Architecturally, Data Cloud Clean Room Collaboration is built on top of the Zero-Copy Sharing framework used by Data Cloud-to-Data Cloud data sharing, but with additional layers of governance and computational constraints applied. The Data Cloud Clean Room provides a secure, controlled compute environment where parties can join their data sets based on anonymized keys. Its core purpose is to allow joint analysis and insight generation without exposing the underlying proprietary data. The environment enforces strict, programmable rules such as minimum aggregation thresholds and non-exportable identifiers. These rules ensure that only approved, privacy-enhancing, and aggregated insights are derived and shared. This makes Clean Rooms essential for use cases like cross-platform campaign measurement and sensitive audience overlap analysis.

Conclusion: Salesforce Data Cloud: The Indispensable Data Backbone for the Agentic Enterprise

Data Cloud is engineered as an intelligent, extensible, and trusted data fabric necessary to power next generation AI. Its architectural design addresses the problem of fragmented data, enabling organizations to unify, process, and activate all customer data at scale, using Zero Copy Data Federation to ensure efficiency.

Its robust Data Organization establishes a harmonized view from DLOs (including unstructured data) to DMOs, all secured within partitioned data spaces. Data Cloud’s versatile data processing capabilities—including batch and streaming transforms, calculated insights, unstructured data processing, and identity resolution—are powered by the incremental SNCE and CDF architecture, ensuring efficient, near real-time processing and significant cost savings.

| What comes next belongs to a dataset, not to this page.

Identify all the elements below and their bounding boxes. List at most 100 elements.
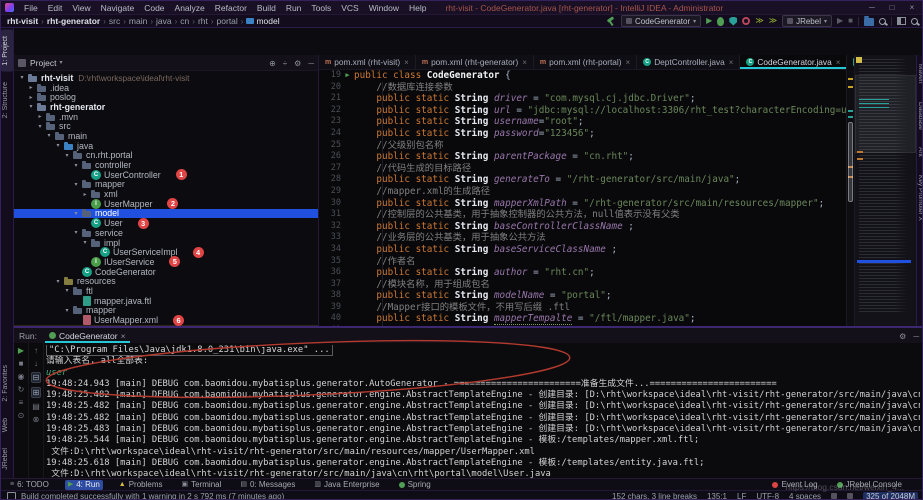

Extensibility is provided by the Code Extension architecture, securely enabling custom Python logic via Scripts or isolated Functions for unique requirements. Moreover, a comprehensive data governance framework, built on attribute-based access control (ABAC) with CEDAR policies, guarantees granular security, dynamic data masking, and consistent enforcement across all data consumption. This culminates in sophisticated segmentation and activation capabilities, translating unified customer profiles into dynamic, multi-channel engagement strategies with real-time responsiveness.

Crucially, Data Cloud's ability to unify vast, diverse data, provide real-time context via its unified query (including hybrid structured/unstructured search and Hyper acceleration), and enforce stringent governance is paramount for powering intelligent AI agents. It provides the necessary trusted, fresh, and relevant data to ground Generative AI workflows (RAG) and to fuel the multi-turn, action-oriented capabilities of Agentforce-powered agents, ensuring they operate with precision and accuracy.

By providing a future-proof platform where source data is transformed into actionable insights, Data Cloud serves as an indispensable architectural foundation for organizations building Agentic customer experiences. It’s the vital backbone that turns customer data into the sophisticated, personalized customer experiences driving success for today’s modern organizations.